ECSA v10 vs v9: What’s New on the Certification Exam
August 31, 2018
The updated EC-Council Certified Security Analyst (ECSA) v10 certification course and exam reflects a greater shift in several EC-Council certifications. This significant change comes in the form of a new ECSA Practical Exam. The Practical Exam element of the certification is an optional add-on exam that further verifies the skills and knowledge addressed by the ECSA course content. Certified Ethical Hacker (CEH) v10 has a practical exam as well now.
Before diving into the new practical exam, let’s examine the major changes to the ECSA v10 content.
Content Updates for ECSA v10
The ECSA content updates reflect larger trends that focus on preparing and testing modern cyber security professionals for the most pressing cyber security challenges facing organizations.
The core of the content covered in the certification maps to government and industry frameworks. Version 10 content maps to the NICE 2.0 Framework, specifically the NICE Framework Analyze (AN) and Collect and Operate (CO) specialty area.
New Module on Social Engineering
According to EC-Council, 43% of documented breaches involved social engineering. Version 9 and other programs do not spend enough time addressing this issue and mitigation techniques to combat the threat.
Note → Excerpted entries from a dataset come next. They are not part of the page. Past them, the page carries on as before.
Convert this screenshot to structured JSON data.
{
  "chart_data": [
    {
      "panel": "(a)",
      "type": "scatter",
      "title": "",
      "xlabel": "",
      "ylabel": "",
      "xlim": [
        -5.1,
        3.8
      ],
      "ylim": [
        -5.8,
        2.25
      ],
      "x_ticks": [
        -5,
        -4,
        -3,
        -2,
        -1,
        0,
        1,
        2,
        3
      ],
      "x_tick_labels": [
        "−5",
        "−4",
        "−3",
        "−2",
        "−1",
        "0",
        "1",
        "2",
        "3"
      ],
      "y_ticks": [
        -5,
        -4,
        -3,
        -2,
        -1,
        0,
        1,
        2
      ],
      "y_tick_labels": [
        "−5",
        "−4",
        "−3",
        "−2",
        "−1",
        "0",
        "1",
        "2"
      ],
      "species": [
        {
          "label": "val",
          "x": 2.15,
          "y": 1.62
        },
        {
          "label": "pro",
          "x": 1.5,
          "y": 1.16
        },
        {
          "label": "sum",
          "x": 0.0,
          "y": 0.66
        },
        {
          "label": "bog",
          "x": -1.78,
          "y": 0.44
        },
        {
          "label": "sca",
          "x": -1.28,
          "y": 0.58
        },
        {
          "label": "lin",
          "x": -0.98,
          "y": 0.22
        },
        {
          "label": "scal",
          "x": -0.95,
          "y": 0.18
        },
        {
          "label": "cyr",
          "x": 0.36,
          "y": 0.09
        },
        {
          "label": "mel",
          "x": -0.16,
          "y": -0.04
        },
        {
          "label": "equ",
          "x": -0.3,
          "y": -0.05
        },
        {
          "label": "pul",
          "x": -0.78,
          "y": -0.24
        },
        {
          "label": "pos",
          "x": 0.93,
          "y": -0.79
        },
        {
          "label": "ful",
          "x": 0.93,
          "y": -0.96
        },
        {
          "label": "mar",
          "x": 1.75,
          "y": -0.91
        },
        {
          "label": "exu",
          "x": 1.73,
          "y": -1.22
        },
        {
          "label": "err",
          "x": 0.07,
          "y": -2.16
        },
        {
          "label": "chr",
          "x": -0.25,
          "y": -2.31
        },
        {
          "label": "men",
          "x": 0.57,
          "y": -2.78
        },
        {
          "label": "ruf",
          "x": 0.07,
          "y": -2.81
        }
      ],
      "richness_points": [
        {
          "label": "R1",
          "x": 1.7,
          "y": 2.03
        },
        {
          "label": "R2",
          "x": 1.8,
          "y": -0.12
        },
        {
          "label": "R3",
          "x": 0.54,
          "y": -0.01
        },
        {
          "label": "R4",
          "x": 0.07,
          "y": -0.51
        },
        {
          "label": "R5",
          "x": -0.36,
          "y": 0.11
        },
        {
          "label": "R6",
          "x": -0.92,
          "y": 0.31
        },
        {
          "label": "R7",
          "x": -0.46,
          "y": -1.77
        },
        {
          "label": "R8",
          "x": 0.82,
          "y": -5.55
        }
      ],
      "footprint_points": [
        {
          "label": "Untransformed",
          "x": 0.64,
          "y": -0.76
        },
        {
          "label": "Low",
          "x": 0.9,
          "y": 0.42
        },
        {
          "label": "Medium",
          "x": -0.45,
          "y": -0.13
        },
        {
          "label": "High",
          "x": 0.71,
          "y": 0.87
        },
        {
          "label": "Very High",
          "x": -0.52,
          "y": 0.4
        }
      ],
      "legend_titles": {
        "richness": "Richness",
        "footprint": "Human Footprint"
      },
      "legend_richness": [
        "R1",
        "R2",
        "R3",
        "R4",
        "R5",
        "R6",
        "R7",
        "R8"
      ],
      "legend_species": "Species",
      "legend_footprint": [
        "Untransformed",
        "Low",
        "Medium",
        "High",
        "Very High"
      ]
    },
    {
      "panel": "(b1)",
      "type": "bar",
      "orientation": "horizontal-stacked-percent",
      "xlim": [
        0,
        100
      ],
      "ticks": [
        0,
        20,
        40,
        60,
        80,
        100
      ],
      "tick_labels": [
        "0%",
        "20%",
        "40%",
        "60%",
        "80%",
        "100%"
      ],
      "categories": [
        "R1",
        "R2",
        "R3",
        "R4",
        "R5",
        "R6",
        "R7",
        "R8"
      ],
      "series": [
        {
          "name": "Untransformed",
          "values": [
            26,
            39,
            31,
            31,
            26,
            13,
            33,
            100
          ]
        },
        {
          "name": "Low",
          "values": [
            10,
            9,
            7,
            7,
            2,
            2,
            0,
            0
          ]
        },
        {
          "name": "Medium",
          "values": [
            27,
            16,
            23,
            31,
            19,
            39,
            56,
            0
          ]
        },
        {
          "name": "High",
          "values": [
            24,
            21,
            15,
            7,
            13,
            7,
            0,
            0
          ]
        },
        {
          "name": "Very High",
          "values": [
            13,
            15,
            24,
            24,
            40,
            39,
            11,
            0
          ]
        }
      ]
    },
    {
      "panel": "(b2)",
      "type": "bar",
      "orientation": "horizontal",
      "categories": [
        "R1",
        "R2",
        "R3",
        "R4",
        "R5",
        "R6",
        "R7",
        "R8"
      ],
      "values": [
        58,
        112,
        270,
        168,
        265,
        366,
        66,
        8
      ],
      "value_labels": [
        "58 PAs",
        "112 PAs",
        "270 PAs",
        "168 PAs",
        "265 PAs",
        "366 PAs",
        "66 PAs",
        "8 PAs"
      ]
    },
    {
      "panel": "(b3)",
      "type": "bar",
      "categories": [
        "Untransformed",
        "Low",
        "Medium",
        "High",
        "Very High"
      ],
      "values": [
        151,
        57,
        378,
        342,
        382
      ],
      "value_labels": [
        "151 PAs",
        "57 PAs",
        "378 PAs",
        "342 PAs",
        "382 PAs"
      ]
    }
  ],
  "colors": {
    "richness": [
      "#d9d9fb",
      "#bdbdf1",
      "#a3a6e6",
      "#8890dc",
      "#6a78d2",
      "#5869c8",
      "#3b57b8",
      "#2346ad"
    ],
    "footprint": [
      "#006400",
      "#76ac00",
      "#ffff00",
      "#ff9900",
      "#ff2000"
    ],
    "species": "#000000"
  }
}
Increased Attention to Applying Pen Testing Methodologies
Look for an increased focus on how to apply methodologies for network, web application, database, wireless, and cloud pen testing. Leverage tools learned in CEH to apply them to scoping and engagement penetration testing methodologies to improve upon the ones from ISO 27001, OSSTMM, and NIST Standards.
Other content updates
The certification emphasizes the importance of utilizing manual and automated penetration testing tools and techniques. Automation only applies for coverage a portion of threats.
There is a stronger focus on report writing for analyzing and reporting on pen testing results. Cyber security professionals must know how to perform the hands-on penetration testing techniques with the appropriate skills, and be able to communicate the results, analysis, and recommendations to management. This is a vital skill that is tested in the knowledge and practical exams.
ECSA v10 Exam Requirements
The criteria for the exam is still the same as before. Exam candidates must:
- Be a CEH member in good standing
- Or hold at least two years of experience working in the InfoSec domain
- Or hold other relevant industry certifications, such as Offensive Security Certified Professional (OSCP) or GIAC Penetration Tester (GPEN)
- Exam Name: EC-Council Certified Security Analyst v10
- 150 questions
- 4 hours long
- Multiple Choice
- 70% minimum to pass
The New ECSA v10 Practical Exam
The ECSA v10 practical exam provides an chance to test your skills and earn the ECSA (Practical) credential after passing the knowledge exam.
This exam takes place over 12 hours where you encounter 8 different challenges that test your skills in a simulated organization with underlying networks and hosts. The challenges entail numerous tasks that you will face on the job, such as:
- Performing comprehensive security audits
- Performing advanced networking scans
- Running automated and manual vulnerability analysis
- Creating and executing exploits
- Writing penetration testing reports providing analysis and mitigation recommendations to move the organization in the right direction
ECSA v10 Practical Exam Format
- Exam name: EC-Council Certified Security Analyst (Practical)
- Number of Challenges: 8
- Duration: 12 hours
- Test format: iLabs cyber range
- Passing score: 5 out of 8 challenges and the submission of an acceptable penetration testing report
Why Take the ECSA v10 Practical Exam
Taking the Practical Exam may seem unnecessary at first, but it offers additional proof of your hands-on skills and knowledge to current and future employers. ECSA v9 and CEH v9 did not include these Practical exams. This is one way to separate yourself from the crowd of other individuals with EC-Council certifications without the practical exam credential.